La cinta es un compendio maravilloso de frases para almacenar. Un
ejercicio de dialéctica en el que dos actores ya maduros nos enseñan
que no hay nada más brillante a la hora de estar delante de la
cámara que la naturalidad, la perfecta simbiosis entre el personaje
que alguien escribe en un folio en blanco y los matices que el actor
o actriz pueda darle.
El
cine de Aristaráin tiene un poso siempre especial, sus reflexiones
en voz alta remueven conciencias a la vez que emociones. Es
cierto, que probablemente sus textos en voz de otro actor distinto a
Luppi podrían parecer precisamente una sucesión de lugares
comunes , sin embargo ésta es
ante todo una maravillosa historia de amor real, natural y sin
artificios entre el viejo profesor y su mujer, compañera infatigable
y poseedora de una de las observaciones
más lúcidas que he oído en
años “...mi patria es mi marido...” para
ejemplificar esa compenetración que percibimos en su relación.
Asistimos, pues
al idilio
cuasi perfecto que supone su unión, ...capaces de no estar de
acuerdo, discuten sin odio ni reproches, planifican juntos, piensan
juntos, intercambian miradas cómplices que dicen mucho más de lo
que aparentan. Entre Lili y Fer se establece la conexión de quienes
se entienden con
solo respirar uno al lado del
otro. Son cómplices y confidentes, amigos, compañeros, no se han
impuesto la fidelidad, no lo necesitan. Su
amor no es una imposición sino una elección libre. En
medio de todo este maravilloso escenario, las
dificultades propias de la
vida. Una jubilación tan anticipada como inesperada, el pragmatismo
como arma arrojadiza en una sociedad que nos obliga a producir, el
aburguesamiento del hijo que soñaba con otro estilo de vida pero
agarró lo que le aseguraba ese futuro que Fer siempre llama ilusorio
por cuanto no podemos sentirlo tangencialmente.

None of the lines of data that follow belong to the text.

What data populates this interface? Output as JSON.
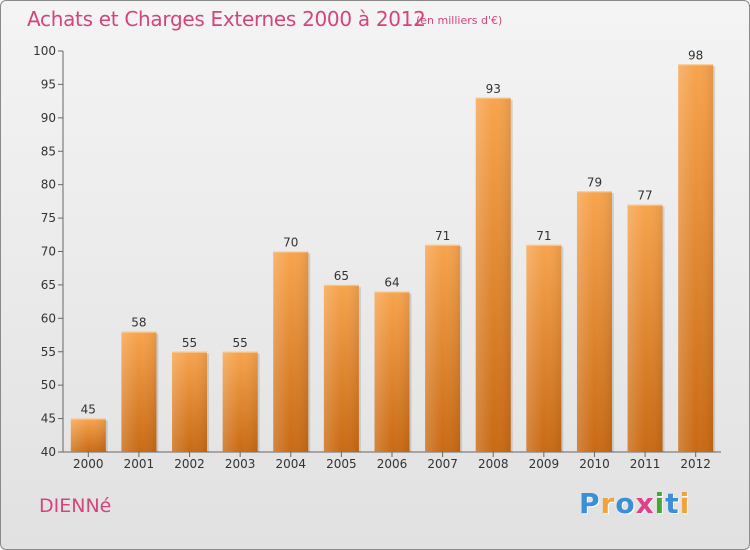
{
  "header": {
    "title": "Achats et Charges Externes 2000 à 2012",
    "subtitle": "(en milliers d'€)"
  },
  "footer": {
    "commune": "DIENNé",
    "logo_letters": [
      "P",
      "r",
      "o",
      "x",
      "i",
      "t",
      "i"
    ],
    "logo_colors": [
      "#3a8fd6",
      "#f2a23c",
      "#3a8fd6",
      "#e0408a",
      "#46a832",
      "#3a8fd6",
      "#f2a23c"
    ]
  },
  "colors": {
    "bar_top": "#f7a44e",
    "bar_bottom": "#c96a14",
    "title": "#d4457e"
  },
  "chart_data": {
    "type": "bar",
    "title": "Achats et Charges Externes 2000 à 2012",
    "subtitle": "(en milliers d'€)",
    "xlabel": "",
    "ylabel": "",
    "categories": [
      "2000",
      "2001",
      "2002",
      "2003",
      "2004",
      "2005",
      "2006",
      "2007",
      "2008",
      "2009",
      "2010",
      "2011",
      "2012"
    ],
    "values": [
      45,
      58,
      55,
      55,
      70,
      65,
      64,
      71,
      93,
      71,
      79,
      77,
      98
    ],
    "ylim": [
      40,
      100
    ],
    "yticks": [
      40,
      45,
      50,
      55,
      60,
      65,
      70,
      75,
      80,
      85,
      90,
      95,
      100
    ],
    "grid": false,
    "legend": "none"
  }
}
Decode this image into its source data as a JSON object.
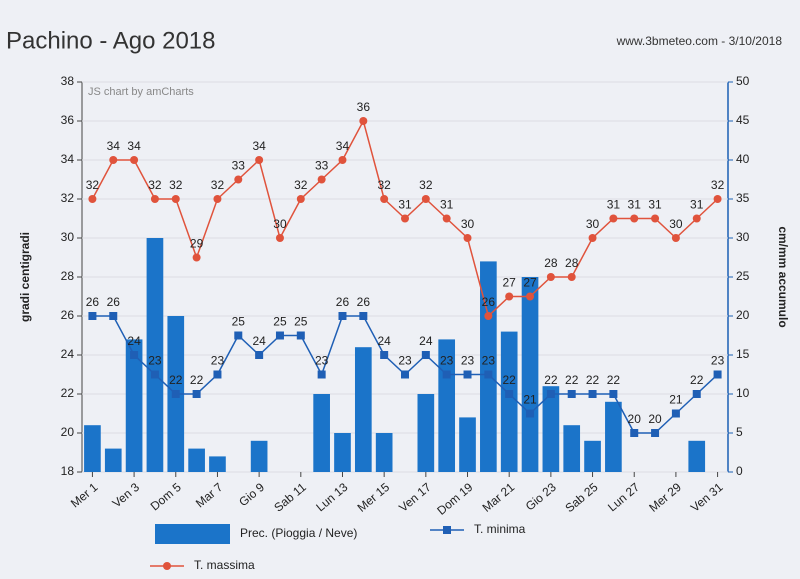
{
  "chart_data": {
    "type": "combo",
    "title": "Pachino - Ago 2018",
    "subtitle": "www.3bmeteo.com - 3/10/2018",
    "credit": "JS chart by amCharts",
    "ylabel": "gradi centigradi",
    "y2label": "cm/mm accumulo",
    "categories": [
      "Mer 1",
      null,
      "Ven 3",
      null,
      "Dom 5",
      null,
      "Mar 7",
      null,
      "Gio 9",
      null,
      "Sab 11",
      null,
      "Lun 13",
      null,
      "Mer 15",
      null,
      "Ven 17",
      null,
      "Dom 19",
      null,
      "Mar 21",
      null,
      "Gio 23",
      null,
      "Sab 25",
      null,
      "Lun 27",
      null,
      "Mer 29",
      null,
      "Ven 31"
    ],
    "series": [
      {
        "name": "Prec. (Pioggia / Neve)",
        "kind": "bar",
        "axis": "y2",
        "color": "#1b74c9",
        "values": [
          6,
          3,
          17,
          30,
          20,
          3,
          2,
          0,
          4,
          0,
          0,
          10,
          5,
          16,
          5,
          0,
          10,
          17,
          7,
          27,
          18,
          25,
          11,
          6,
          4,
          9,
          0,
          0,
          0,
          4,
          0
        ]
      },
      {
        "name": "T. minima",
        "kind": "line",
        "marker": "square",
        "color": "#1f5fb5",
        "values": [
          26,
          26,
          24,
          23,
          22,
          22,
          23,
          25,
          24,
          25,
          25,
          23,
          26,
          26,
          24,
          23,
          24,
          23,
          23,
          23,
          22,
          21,
          22,
          22,
          22,
          22,
          20,
          20,
          21,
          22,
          23
        ]
      },
      {
        "name": "T. massima",
        "kind": "line",
        "marker": "circle",
        "color": "#e0533c",
        "values": [
          32,
          34,
          34,
          32,
          32,
          29,
          32,
          33,
          34,
          30,
          32,
          33,
          34,
          36,
          32,
          31,
          32,
          31,
          30,
          26,
          27,
          27,
          28,
          28,
          30,
          31,
          31,
          31,
          30,
          31,
          32
        ]
      }
    ],
    "ylim": [
      18,
      38
    ],
    "yticks": [
      18,
      20,
      22,
      24,
      26,
      28,
      30,
      32,
      34,
      36,
      38
    ],
    "y2lim": [
      0,
      50
    ],
    "y2ticks": [
      0,
      5,
      10,
      15,
      20,
      25,
      30,
      35,
      40,
      45,
      50
    ],
    "grid": true
  }
}
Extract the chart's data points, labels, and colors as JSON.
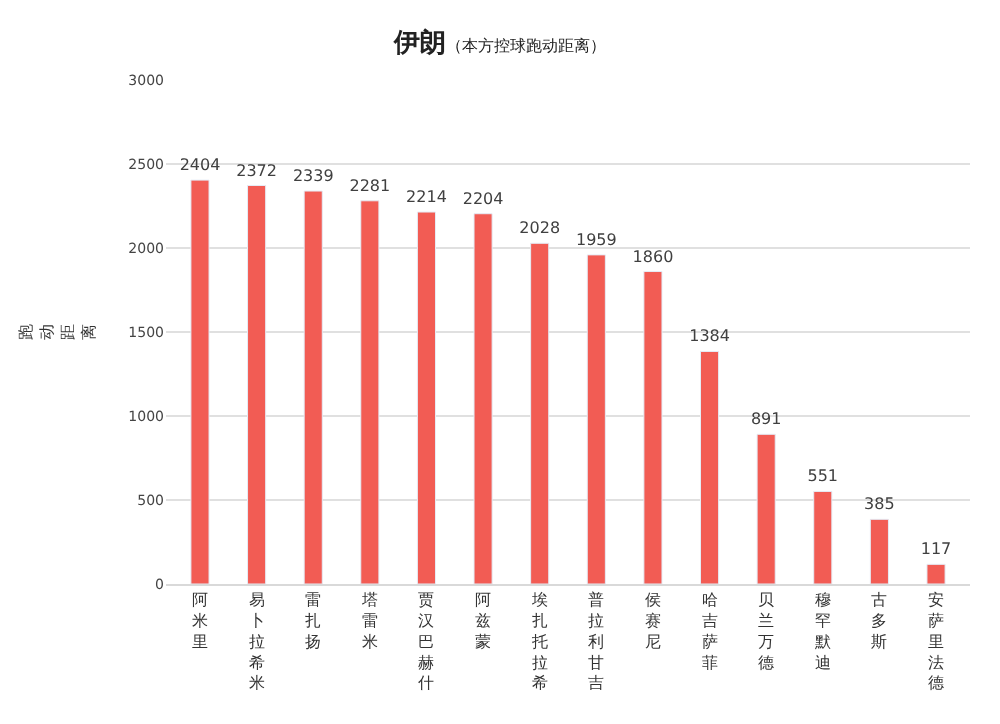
{
  "chart_data": {
    "type": "bar",
    "title": "伊朗",
    "subtitle": "（本方控球跑动距离）",
    "ylabel": "跑动距离",
    "categories": [
      "阿米里",
      "易卜拉希米",
      "雷扎扬",
      "塔雷米",
      "贾汉巴赫什",
      "阿兹蒙",
      "埃扎托拉希",
      "普拉利甘吉",
      "侯赛尼",
      "哈吉萨菲",
      "贝兰万德",
      "穆罕默迪",
      "古多斯",
      "安萨里法德"
    ],
    "values": [
      2404,
      2372,
      2339,
      2281,
      2214,
      2204,
      2028,
      1959,
      1860,
      1384,
      891,
      551,
      385,
      117
    ],
    "color": "#f25c54",
    "ylim": [
      0,
      3000
    ],
    "yticks": [
      0,
      500,
      1000,
      1500,
      2000,
      2500,
      3000
    ],
    "grid": "y",
    "data_labels": true,
    "legend": false
  }
}
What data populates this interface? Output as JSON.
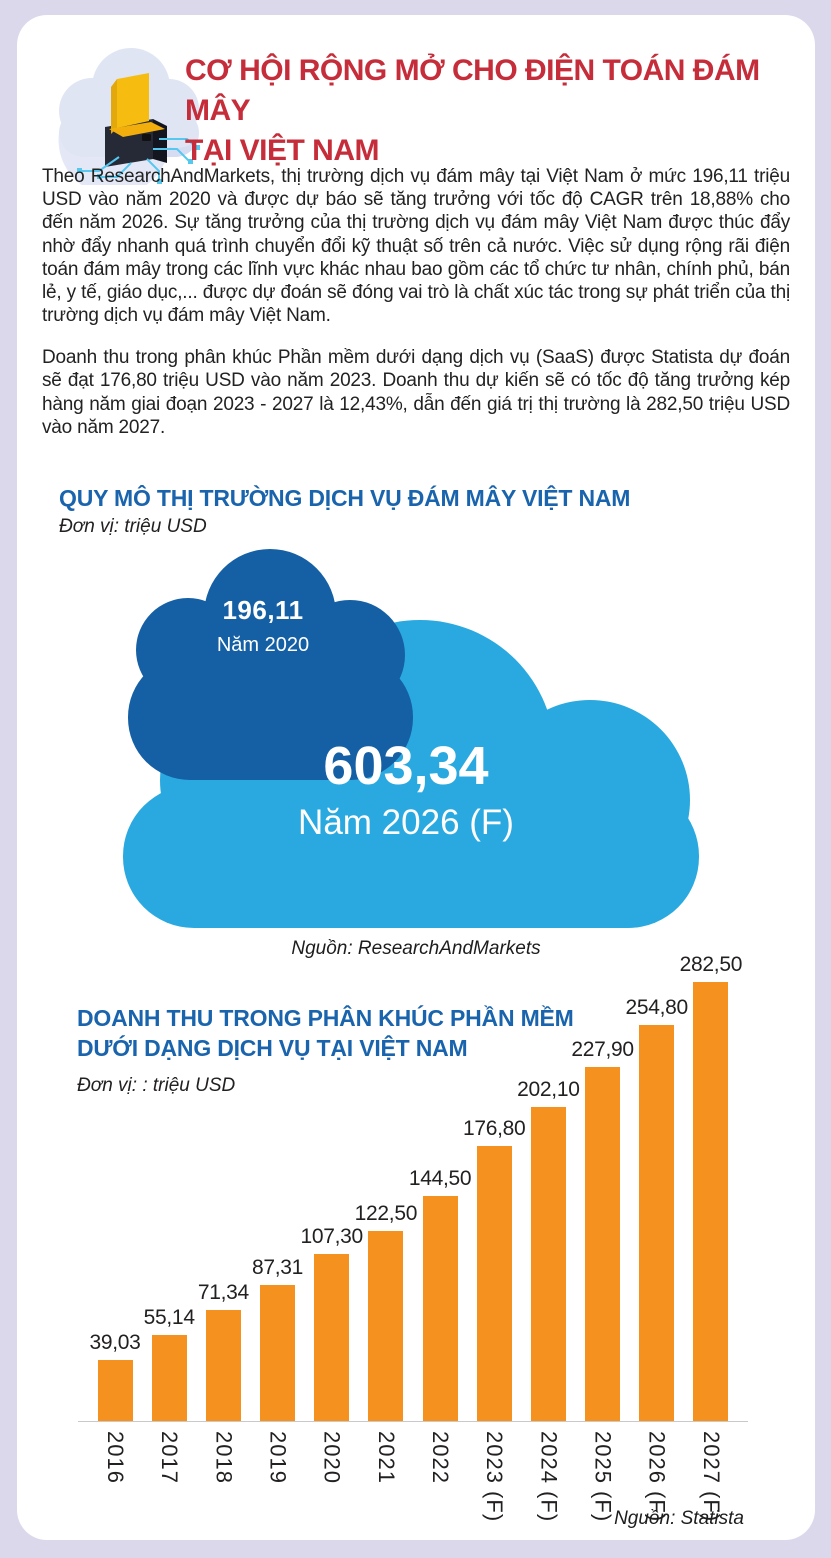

Tanto Fer como Lili asisten
contrariados a la
desnaturalización de la sociedad creada única y exclusivamente para
ganar dinero, dinero
con el que comprar cosas que quedarán almacenadas o inservibles,
algo que se
antoja como un lastre enorme para el hombre que siente que un mundo
más justo es posible. Frente al discurso de Fer plagado de utopía
se opone el de su mejor amigo, el abogado descreído que
viene de vuelta ya...Aristaráin
pone en boca de sus personajes su incomodidad frente a esta sociedad
que ha elevado a categoría de becerro de oro, el dios dinero, su
discurso puede resultar incómodo pero
es clarividente y conciso. Molesta porque los que siempre han
manejado saben que su falta de escrúpulos es lo que les hace siempre
ganar.
Aquí
surge una referencia fundamental en el carácter de Fer...1789
(año de la Revolución
Francesa) como
nombre de la propiedad que adquieren, una fecha que
se antoja indispensable para este profesor, que sabe que su ideología
no debe pasar de una actitud moral carente de vigencia fuera del
ámbito privado. Esta coherencia le hace ser un tipo
incalificable como le hace ver
el Rector de su universidad, pero “Lugares comunes” no es una
diatriba política, las ideas solo surgen como mero elemento
transmisor,
como objeto indispensable para poder entender a los personajes. Ésta
es una historia sobre la amistad, el amor, la conexión entre una
pareja que lleva toda la vida junta y cómo afronta el último
tránsito vital. De cómo el futuro es en parte ilusorio como piensa
Fer, de la capacidad para sobrevivir de aquellos que dejan a un lado
sus principios por la seguridad. Es además un conjunto brillante de
observaciones respecto a la
vida.
El
trabajo en la dirección de actores es realmente meritorio, los
matices en las miradas se intercalan con los diálogos más
elocuentes.
Mercedes Sampietro demuestra el excelente nivel que siempre han
tenido las actrices españolas, desde la complicidad mencionada
anteriormente participamos de cada gesto entre ellos. Lili sabe
interpretar a la perfección cada momento con Fer, con solo mirar sus
ojos, su ceño fruncido o sus salidas de tono. La grandeza de estos
dos personajes es la habilidad para retratar la realidad, son
personajes de carne y hueso,
tienen sus defectos, virtudes, sus miedos, inseguridades, sus
momentos de obstinación pero si en algo brillan ambos es por cómo
se respetan entre ellos y aquí la cámara de Aristaráin se muestra
como un testigo silencioso al que le da casi pudor entrar en su mundo
particular. El realizador argentino no se regala ni un solo gesto de
sensiblería hacia la galería, la contención necesaria
en cada uno de esos momentos
aparece para emocionarnos aún más desde la verdad.
“Lugares
comunes” es ante todo un
canto a la libertad individual y
a la vida, nos plantea lo necesario
de vivir nuestros sueños, de no traicionarnos
en la juventud en base al “maravilloso” futuro que las clases
dominantes dicen haber diseñado para nosotros si somos capaces de
producir y producir. Es una
obra maravillosa vertebrada a través de las emociones que nos hace
sentir la cámara cada
vez que parece posarse en el rostro de Lili (Mercedes Sampietro) para
casi con pudor arrancarle un pensamiento a esa mirada que se pierde.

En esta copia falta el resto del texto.